I think that the most overwhelming part of starting a project like this is know where to begin. What do I do? Who do I contact? Do I need insurance or a tax ID? When and what do I begin planting? So many questions flood your mind that it can seem an unmanageable task... but it isn't and you are not alone. Plenty of people around the world are doing this and have been doing this for years and there are valuable resources everywhere... the trick is knowing where to look.
So here are a few that have helped me: The Maryland Extention Program is a free program offered by the University of Maryland. They have a website Extension site that is full of information including videos of master gardeners giving tutorials on a multitude of gardening techniques. Where I live, they offer free, hands-on classes for anyone interested. I'm blown away by how accessable this resource is. Colby, one of the Ag fellas has called me on several occasions just to let me know about a class, an expo, or a seminar taking place in my area that he thought would benefit me. I would have totally missed out on these things if it were'nt for his efforts and that kind of thing blows me away. There really is alot of help for anyone trying to get started in farming.

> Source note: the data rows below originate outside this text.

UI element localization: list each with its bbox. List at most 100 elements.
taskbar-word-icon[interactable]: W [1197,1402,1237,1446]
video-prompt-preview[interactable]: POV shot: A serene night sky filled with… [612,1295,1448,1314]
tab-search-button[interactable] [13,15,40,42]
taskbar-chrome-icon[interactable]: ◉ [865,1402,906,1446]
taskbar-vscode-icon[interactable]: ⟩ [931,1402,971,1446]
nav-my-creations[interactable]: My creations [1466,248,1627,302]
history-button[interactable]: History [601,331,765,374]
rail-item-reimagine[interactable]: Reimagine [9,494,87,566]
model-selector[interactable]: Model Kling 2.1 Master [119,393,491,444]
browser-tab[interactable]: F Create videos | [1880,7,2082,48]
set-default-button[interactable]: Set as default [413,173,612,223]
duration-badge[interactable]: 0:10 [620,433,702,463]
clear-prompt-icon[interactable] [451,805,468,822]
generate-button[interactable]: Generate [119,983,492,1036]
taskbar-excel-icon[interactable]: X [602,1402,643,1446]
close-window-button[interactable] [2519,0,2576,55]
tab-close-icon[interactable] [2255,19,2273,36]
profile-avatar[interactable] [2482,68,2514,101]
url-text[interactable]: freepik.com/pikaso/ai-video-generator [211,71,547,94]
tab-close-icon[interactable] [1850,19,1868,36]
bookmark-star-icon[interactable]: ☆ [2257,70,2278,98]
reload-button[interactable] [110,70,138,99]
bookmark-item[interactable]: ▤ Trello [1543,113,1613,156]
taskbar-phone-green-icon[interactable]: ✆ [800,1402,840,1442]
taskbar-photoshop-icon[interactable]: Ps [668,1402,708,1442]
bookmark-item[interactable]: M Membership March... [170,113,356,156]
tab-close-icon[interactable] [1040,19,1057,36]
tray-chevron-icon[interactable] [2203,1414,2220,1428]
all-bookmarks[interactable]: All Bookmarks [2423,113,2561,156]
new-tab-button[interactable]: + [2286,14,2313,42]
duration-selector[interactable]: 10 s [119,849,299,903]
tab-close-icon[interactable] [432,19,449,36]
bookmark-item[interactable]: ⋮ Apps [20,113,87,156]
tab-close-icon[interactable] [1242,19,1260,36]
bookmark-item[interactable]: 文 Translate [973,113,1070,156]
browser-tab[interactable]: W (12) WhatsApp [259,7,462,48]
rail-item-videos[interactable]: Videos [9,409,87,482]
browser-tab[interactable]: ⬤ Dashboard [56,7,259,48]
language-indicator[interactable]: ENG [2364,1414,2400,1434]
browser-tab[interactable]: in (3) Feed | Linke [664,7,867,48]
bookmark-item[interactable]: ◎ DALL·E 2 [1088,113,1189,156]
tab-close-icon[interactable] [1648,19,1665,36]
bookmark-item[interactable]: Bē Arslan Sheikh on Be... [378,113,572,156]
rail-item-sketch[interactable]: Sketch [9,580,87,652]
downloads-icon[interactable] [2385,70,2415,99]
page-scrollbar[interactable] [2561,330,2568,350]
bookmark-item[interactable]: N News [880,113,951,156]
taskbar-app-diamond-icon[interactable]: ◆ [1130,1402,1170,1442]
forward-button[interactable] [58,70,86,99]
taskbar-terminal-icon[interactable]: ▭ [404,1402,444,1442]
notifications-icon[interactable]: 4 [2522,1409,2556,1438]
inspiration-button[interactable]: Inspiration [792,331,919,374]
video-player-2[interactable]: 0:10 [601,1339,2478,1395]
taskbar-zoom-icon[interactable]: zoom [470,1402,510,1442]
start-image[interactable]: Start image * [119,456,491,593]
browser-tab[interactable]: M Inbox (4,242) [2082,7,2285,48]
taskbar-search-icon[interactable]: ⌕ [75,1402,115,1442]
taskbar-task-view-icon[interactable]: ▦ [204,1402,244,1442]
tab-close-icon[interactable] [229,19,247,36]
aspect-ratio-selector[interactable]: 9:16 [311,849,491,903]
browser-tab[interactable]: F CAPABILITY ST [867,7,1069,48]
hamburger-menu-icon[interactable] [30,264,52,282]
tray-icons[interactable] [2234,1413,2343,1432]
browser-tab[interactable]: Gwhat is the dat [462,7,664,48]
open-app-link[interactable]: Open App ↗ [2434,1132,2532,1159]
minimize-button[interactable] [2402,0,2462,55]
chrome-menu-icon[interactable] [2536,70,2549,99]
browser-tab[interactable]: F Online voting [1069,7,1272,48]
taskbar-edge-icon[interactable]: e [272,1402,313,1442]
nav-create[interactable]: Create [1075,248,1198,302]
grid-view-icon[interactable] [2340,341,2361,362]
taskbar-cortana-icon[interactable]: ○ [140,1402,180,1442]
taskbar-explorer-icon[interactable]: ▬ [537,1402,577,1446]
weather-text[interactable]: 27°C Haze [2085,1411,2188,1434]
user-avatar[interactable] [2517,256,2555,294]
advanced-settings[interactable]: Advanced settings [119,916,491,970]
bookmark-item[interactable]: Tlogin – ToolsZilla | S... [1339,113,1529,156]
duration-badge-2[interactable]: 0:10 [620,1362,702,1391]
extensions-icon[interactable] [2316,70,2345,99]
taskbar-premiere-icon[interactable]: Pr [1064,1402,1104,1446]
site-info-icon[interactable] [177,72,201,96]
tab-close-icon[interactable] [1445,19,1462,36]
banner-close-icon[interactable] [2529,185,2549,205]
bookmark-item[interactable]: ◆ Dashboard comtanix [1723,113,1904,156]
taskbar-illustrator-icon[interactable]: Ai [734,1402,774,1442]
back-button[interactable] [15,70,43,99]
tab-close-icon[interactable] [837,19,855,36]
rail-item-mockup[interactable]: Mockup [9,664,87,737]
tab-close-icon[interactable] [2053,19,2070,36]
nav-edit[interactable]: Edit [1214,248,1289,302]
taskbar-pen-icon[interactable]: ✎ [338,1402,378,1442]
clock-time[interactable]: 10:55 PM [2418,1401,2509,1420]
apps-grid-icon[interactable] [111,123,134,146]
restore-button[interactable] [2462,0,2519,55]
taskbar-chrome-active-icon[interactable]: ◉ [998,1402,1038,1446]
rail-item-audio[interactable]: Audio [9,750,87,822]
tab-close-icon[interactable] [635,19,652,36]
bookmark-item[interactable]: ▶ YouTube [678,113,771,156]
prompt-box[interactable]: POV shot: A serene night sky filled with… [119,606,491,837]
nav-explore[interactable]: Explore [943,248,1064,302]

Community is another valuable recourse... so valuable! This sort of thing can't happen without an informed and committed citizenry. It really can't happen any other way.I've found that some of the people in my community, the Nola regulars, have been so excited to share information, books, tools, anything that they feel might help. I have a large amount of people now, on a daily basis, asking me how the farm is coming along. Everyone seems to think that this is a good idea too, and those who don't understand why farming is important have the opportunity to learn from us.
Books are an amazing resource when approaching something on this scale. Any book by Michael Pollan is important for you as well as the people you want to sell to. His books are really centered around the problems inherent in our current food system and are essential reads in order to encourage your customers to jump on board with this whole idea of small-scale farming. Another few books in that category are "Smallmart Revolution" which discusses the need for community-based economics, "Seeds of Deception" which discusses genetic modification and corporate ownership of seeds, "Five Acres and Independence" this is a how-to guide to living as off the grid and as self-sustainable as possible. These books are really great, easy reads, full of insight and helpful information. I also find reference and how-to books to be very helpful. I've mentioned the Vegetable Gardeners Bible in a couple other posts. It's a great resource. I also found an old paper-back from the 70's called "Grow More Vegetables than you thought possible of less land than you can imagine." I don't know where its from and I'm sure it's out of print but it talks about a method of gardening called Biodinamic French Intensive. It mostly deals with deep, wide beds and planting according to lunar cycles. It's a cool old book and I referenced it for my companion planting this season.
Asside from these, there are endless references and resources out there. Just look into it. Local farmers in your area are usually willing to talk about farming. In fact they love to talk about it. Try contacting them directly.